WIESBADEN, Germany — Army emergency management offices are making it easier for service members, civilian and contractor employees, and family members across Europe to receive emergency warnings and notifications through its AtHoc mass-warning notification system.

 

You and your family members can receive real-time emergency messages through the USAG Bavaria’s AtHoc Mass Warning and Notification System. The system works through a client on your computer and can send crisis communication messages to your email, home phone, iOS and Android phones, as well as text messages.


 

Employees may be familiar with the system already, having been prompted to register for alerts while on their government work station.

 

Although it may be tempting to ignore the request, U.S. Army Europe force protection and emergency management personnel have been stressing the importance of AtHoc, and how it can protect you and your family.

 

“The goal of the program is to be able to (quickly) notify our population in the event of a life-safety event,” said Nestor Milan, a plans specialist with U.S. Army Garrison Wiesbaden’s Force Protection section.

 

Additionally, he explained the system is also able to assist with recalls and accountability for commanders and senior leaders.

 

Milan emphasized that personnel who register their family members should make sure each family member understands what actions to take if they receive a notification, and should know who to contact or what websites to visit in case of an emergency.

 

AtHoc alerts users multiple ways through computers pop-ups, voice calls to landline and mobile phones, emails and text messages.
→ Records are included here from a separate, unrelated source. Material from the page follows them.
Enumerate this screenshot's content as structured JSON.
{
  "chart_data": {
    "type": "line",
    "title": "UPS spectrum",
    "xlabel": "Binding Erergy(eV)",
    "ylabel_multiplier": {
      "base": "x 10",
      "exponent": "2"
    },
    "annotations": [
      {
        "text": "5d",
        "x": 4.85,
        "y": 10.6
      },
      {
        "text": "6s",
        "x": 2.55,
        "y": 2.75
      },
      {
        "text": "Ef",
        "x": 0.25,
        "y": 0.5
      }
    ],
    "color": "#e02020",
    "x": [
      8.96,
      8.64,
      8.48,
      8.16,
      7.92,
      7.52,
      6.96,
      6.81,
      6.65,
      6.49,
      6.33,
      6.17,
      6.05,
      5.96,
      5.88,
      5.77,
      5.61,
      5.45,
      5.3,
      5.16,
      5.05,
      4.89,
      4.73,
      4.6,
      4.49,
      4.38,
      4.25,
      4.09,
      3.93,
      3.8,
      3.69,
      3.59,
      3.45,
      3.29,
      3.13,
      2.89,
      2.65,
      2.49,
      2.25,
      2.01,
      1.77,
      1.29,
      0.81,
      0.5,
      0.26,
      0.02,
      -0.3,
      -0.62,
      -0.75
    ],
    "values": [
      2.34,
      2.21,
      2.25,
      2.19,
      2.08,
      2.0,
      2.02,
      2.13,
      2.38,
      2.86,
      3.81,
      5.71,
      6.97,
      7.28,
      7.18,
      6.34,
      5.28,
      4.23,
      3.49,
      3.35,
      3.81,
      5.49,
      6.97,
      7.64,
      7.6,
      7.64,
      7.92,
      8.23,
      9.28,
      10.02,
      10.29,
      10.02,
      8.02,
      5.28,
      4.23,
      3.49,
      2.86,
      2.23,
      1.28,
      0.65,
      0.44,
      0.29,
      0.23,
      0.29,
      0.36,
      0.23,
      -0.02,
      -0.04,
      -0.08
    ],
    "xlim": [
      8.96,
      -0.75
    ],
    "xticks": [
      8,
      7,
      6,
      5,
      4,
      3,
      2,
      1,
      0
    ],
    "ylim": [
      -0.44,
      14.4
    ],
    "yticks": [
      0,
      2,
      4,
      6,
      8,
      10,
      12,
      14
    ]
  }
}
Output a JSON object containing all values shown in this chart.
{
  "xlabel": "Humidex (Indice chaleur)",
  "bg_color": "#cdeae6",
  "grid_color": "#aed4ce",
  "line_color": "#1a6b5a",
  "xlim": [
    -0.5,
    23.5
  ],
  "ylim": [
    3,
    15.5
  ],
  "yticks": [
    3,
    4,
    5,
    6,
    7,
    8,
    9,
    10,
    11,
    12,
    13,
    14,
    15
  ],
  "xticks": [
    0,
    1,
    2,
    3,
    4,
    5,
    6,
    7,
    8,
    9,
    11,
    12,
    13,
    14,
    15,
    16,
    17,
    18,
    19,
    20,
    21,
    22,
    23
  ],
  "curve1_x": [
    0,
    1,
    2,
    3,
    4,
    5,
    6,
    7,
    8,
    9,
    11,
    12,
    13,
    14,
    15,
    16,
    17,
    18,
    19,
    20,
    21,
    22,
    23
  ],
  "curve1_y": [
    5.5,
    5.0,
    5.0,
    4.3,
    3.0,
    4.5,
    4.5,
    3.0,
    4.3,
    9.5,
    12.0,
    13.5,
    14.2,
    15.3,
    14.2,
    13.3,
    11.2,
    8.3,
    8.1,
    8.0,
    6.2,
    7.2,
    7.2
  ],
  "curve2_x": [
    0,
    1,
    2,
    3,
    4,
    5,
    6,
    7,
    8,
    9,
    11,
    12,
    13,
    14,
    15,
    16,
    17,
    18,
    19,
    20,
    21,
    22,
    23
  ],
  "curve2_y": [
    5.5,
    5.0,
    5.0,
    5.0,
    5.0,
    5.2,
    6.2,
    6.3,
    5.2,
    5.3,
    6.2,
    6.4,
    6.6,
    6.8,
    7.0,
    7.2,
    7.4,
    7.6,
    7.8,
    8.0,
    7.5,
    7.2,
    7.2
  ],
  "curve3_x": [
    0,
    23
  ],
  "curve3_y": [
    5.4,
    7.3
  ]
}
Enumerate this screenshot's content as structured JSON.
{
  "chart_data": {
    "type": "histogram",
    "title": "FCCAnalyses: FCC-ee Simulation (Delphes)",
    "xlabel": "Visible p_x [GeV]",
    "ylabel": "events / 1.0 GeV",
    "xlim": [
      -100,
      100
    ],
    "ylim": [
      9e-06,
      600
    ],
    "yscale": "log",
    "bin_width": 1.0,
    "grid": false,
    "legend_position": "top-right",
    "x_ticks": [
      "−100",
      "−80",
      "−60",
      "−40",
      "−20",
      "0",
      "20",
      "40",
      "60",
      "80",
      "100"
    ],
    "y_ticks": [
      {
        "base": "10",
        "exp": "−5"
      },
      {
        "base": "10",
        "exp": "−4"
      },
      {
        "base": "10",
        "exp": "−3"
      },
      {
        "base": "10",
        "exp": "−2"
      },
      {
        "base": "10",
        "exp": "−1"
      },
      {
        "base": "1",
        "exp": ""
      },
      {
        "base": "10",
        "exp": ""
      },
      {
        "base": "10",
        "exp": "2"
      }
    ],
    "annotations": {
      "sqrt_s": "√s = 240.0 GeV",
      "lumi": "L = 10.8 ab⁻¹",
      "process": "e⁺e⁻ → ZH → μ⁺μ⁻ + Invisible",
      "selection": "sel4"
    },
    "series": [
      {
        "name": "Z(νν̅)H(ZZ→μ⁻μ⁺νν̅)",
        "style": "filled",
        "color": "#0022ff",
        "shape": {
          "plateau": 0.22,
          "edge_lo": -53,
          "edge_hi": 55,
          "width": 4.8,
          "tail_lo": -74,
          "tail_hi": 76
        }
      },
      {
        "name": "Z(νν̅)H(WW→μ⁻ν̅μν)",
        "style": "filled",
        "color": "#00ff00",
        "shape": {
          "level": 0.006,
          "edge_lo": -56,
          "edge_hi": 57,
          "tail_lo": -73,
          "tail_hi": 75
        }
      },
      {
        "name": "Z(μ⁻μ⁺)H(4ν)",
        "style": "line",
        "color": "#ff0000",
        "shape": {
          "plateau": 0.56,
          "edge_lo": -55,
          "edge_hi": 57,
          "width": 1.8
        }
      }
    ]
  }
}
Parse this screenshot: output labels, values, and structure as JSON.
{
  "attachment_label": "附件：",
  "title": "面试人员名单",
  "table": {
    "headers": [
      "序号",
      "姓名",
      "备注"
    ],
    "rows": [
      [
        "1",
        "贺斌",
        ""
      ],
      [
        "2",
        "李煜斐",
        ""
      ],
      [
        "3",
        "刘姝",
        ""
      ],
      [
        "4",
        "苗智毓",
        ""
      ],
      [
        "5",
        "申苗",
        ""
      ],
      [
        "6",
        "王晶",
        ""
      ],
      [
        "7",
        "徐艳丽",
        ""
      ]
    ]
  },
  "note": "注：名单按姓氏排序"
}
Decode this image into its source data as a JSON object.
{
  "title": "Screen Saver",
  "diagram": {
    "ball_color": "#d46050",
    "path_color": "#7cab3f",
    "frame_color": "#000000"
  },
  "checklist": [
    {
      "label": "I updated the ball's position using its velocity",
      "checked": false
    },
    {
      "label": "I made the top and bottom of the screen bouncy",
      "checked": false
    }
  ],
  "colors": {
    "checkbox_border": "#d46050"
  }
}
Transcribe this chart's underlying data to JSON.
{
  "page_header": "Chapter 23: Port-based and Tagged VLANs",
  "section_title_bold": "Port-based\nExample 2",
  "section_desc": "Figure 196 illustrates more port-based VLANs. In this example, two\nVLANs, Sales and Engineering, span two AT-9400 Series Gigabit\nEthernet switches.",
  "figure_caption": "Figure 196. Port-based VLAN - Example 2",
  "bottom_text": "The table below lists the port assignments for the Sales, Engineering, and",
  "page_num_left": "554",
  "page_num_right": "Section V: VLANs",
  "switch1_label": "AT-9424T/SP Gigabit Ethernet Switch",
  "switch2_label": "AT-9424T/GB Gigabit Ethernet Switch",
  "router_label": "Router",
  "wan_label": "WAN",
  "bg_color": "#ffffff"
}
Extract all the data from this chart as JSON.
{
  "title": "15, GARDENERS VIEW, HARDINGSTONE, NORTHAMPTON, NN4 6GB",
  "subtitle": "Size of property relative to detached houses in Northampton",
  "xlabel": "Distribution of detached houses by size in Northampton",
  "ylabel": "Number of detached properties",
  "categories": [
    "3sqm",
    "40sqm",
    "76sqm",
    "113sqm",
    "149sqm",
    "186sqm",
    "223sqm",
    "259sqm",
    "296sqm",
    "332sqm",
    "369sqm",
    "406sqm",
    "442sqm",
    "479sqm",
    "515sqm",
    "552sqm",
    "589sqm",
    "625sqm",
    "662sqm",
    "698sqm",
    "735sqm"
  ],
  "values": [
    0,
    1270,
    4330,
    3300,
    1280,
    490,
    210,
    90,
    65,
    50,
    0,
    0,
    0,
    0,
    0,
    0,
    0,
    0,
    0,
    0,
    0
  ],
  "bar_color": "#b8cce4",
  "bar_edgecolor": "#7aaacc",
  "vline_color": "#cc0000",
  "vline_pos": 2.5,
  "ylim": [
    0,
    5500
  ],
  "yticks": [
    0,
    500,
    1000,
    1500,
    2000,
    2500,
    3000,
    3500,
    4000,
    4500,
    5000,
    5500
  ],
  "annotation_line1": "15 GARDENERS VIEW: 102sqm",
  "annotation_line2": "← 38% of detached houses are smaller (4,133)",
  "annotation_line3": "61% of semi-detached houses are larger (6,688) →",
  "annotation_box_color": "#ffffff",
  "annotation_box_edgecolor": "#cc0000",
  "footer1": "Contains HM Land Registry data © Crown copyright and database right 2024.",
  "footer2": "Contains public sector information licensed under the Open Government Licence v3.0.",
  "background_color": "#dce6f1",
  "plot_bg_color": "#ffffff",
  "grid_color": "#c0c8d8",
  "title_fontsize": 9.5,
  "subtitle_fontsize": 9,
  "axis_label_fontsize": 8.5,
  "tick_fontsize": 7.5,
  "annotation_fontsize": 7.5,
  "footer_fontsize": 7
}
AtHoc is able to provide service members and their families instant information from local and theater leadership.

 

The system is simple. Common Access Card holders are able to register from their government computer systems, and then follow onscreen instructions to register work and personal phone numbers and email addresses to receive emergency notifications.

 

AtHoc relies on the information provided during the online registration process. Keeping AtHoc updated with accurate and current contact information is critical for the success of the program, and is a responsibility of each individual registrant.

 

The system is now available in all seven of the Army’s enduring communities across Europe. Users should register according to their nearest garrison to ensure they receive both theater-wide and local emergency alerts.

 

Users who have not yet registered or are unsure of how to do so should contact their local emergency management office.

 

“It is the smart thing to do,” said Barry Bunch, U.S. Army Europe’s chief of emergency management. “This is to protect you and your families. It is not about the inconvenience. It is about protection, security and safety.”